What is the check on this, other than the probably impossible attempt to predict and then prohibit or quantify every method of cruelty the human mind can devise? I can think of two: James Comey1 and the sheer moral repugnance of enough of those “in the field.”

As Deputy Attorney General under John Ashcroft, Comey is perhaps best known for a bizarre confrontation in 2004 with disgraced White House counsel Alberto Gonzales and Chief of Staff Andrew Card; the two were on their way to the ailing Ashcroft’s hospital bed to try to persuade him to re-authorize a domestic spying program that Justice had just determined was illegal. Comey learned of this maneuver and raced in ahead of these ghoulish opportunists, putting a stop to their plan. But Comey also supported Jack  Goldsmith’s rescission of the 2002 memo, and objected to Bradbury’s 2005 memos. Could he have done more? Frankly, I don’t know. But if more had been as moral and determined as he, perhaps some of this could have been prevented.

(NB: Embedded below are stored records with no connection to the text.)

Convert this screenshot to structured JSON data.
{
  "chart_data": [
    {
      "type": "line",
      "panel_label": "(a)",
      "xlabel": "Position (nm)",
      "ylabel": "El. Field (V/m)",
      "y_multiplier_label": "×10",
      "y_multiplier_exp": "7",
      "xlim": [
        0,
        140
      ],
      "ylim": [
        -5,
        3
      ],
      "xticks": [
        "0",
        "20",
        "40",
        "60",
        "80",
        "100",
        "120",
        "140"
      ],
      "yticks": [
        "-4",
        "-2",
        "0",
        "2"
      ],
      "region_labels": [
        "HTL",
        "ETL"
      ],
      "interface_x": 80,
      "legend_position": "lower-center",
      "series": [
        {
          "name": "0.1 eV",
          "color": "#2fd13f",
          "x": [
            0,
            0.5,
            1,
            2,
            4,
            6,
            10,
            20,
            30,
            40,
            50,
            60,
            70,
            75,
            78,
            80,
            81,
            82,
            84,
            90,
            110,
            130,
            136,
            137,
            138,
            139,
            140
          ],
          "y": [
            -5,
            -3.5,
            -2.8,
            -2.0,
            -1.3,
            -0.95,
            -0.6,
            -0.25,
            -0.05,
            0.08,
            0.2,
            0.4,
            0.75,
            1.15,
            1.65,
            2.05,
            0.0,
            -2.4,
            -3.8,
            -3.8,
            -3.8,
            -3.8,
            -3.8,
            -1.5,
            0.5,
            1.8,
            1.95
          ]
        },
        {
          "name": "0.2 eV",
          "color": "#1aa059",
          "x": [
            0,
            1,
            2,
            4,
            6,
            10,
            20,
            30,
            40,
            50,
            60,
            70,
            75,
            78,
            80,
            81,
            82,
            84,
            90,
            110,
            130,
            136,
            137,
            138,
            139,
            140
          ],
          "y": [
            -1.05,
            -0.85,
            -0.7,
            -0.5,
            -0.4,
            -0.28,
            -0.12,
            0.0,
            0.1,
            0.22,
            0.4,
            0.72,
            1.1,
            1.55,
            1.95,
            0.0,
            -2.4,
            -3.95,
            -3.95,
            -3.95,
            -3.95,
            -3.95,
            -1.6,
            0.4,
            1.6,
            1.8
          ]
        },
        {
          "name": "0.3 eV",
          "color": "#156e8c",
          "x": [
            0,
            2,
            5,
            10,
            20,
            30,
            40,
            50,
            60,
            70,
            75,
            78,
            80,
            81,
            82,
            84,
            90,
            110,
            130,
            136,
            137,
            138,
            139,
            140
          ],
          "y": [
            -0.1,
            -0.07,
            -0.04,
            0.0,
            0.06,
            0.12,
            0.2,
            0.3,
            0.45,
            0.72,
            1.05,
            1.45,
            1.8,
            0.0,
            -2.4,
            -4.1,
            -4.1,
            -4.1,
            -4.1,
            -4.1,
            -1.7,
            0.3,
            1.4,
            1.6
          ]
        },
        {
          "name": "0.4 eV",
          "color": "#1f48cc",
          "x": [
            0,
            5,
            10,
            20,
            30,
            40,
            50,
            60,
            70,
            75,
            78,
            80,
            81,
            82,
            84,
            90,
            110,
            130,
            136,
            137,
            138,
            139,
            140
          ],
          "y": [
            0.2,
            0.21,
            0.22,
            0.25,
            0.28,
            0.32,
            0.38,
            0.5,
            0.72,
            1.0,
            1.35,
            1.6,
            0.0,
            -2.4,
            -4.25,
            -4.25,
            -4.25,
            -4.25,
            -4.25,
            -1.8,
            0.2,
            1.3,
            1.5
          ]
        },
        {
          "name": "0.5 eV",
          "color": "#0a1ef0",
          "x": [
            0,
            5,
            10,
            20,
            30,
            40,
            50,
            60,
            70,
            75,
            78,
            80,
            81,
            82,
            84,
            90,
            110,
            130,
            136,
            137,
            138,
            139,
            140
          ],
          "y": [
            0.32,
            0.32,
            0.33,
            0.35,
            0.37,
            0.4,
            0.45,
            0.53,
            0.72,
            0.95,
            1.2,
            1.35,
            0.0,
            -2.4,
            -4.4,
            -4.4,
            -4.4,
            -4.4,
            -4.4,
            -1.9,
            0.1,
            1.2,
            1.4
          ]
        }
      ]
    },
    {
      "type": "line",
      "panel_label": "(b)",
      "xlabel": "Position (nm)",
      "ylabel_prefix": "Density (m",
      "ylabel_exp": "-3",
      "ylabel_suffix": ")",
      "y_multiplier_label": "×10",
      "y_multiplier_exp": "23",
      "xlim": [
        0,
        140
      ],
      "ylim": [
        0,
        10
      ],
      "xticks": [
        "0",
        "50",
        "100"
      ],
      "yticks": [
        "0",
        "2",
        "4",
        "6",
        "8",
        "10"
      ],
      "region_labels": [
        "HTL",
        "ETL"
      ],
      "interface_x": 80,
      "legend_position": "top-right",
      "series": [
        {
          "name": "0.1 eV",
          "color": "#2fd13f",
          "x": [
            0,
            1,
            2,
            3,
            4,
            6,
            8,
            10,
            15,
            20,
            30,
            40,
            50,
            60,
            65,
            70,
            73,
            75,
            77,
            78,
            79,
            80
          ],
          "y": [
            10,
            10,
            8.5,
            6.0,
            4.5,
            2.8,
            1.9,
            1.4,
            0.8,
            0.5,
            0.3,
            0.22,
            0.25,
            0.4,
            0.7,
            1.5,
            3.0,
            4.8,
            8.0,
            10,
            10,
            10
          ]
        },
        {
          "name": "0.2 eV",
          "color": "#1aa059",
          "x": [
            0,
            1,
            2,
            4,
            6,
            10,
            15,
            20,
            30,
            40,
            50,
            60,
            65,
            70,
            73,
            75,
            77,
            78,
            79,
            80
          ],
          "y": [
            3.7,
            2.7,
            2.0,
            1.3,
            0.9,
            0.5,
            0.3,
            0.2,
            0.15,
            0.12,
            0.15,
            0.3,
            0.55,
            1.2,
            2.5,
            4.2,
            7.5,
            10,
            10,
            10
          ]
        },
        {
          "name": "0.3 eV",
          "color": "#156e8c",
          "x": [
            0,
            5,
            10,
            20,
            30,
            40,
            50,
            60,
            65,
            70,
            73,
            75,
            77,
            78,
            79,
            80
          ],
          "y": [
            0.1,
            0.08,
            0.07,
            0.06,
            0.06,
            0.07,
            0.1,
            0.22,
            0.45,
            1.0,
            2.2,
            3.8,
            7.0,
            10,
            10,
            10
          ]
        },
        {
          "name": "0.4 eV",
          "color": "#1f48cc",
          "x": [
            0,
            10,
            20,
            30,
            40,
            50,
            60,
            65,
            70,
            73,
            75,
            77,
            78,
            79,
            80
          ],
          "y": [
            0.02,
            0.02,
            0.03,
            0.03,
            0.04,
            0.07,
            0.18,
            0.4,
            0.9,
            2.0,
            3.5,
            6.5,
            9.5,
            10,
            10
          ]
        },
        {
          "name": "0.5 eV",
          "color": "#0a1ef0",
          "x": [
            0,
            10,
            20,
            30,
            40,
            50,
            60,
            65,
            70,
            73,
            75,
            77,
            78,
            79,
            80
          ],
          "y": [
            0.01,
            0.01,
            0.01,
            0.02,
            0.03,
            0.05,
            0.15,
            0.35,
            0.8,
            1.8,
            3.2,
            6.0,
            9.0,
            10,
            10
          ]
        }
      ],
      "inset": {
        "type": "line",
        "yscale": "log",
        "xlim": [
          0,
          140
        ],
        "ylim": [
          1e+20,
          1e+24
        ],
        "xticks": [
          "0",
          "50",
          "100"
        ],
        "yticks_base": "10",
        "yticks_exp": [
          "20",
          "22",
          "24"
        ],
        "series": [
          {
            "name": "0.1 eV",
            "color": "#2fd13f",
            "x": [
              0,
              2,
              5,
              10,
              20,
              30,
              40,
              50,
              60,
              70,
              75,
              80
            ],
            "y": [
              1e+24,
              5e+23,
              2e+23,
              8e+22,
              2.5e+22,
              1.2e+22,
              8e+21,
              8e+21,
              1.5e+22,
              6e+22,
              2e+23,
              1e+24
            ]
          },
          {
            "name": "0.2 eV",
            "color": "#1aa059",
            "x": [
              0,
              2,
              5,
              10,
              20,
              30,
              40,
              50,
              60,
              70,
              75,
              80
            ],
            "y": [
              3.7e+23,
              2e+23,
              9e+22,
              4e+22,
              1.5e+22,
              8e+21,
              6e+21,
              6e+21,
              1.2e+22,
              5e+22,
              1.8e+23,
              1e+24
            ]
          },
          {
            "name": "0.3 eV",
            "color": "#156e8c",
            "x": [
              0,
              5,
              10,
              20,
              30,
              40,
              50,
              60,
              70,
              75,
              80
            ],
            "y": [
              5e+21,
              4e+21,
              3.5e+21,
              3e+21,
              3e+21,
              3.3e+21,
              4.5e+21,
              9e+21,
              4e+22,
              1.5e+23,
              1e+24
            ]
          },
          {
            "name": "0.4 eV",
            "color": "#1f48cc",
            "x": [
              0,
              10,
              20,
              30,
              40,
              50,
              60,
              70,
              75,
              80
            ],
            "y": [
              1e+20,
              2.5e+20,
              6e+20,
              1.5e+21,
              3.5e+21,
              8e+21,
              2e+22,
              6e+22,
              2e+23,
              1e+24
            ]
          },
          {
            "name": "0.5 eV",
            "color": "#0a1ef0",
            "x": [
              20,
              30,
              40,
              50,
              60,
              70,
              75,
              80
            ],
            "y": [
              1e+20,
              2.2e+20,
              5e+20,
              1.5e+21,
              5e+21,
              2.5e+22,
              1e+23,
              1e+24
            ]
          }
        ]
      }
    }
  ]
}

Then there are those in the field. As Seth Kreimer, a law professor at Penn, details in his article, “‘Torture Lite,’ ‘Full-Bodied Torture,’ and the Insulation of Legal Conscience,” 2 much of what we’ve learned about the abuses committed in the name of the war on terror came out because of the simple moral outrage of those on the ground level:  “Specialist Joseph Darby, outraged by his discovery of photographs depicting the abuse at Abu Ghraib, was impelled to bring the matter to investigation because ‘it violated everything I personally believed in and everything I was taught about the rules of war.’ Master at Arms William Kimbro, a ‘dog handler,’ as recounted by the dry prose of the Taguba Report, ‘knew his duties and refused to participate in improper interrogation despite significant pressure.’ General Anthony Taguba put his career at risk by actively investigating and accounting for the abuse at Abu Ghraib. Members of the JAG Corps resisted the effort to dilute protections for prisoners, and ultimately they revealed that dilution to the human rights bar.”

Moral outrage indeed. Let me close with the power of one image, selected from among literally thousands, that makes the point that the Bush lawyers’ language sought to occlude:

Agcorpse2

  1. This is odd, because Jim Comey and I shared an apartment in Hoboken for about a year in the mid-1980’s. We lost touch some time after that, and evidently his politics and mine aren’t identical. But I have tremendous respect for him for reasons mentioned above.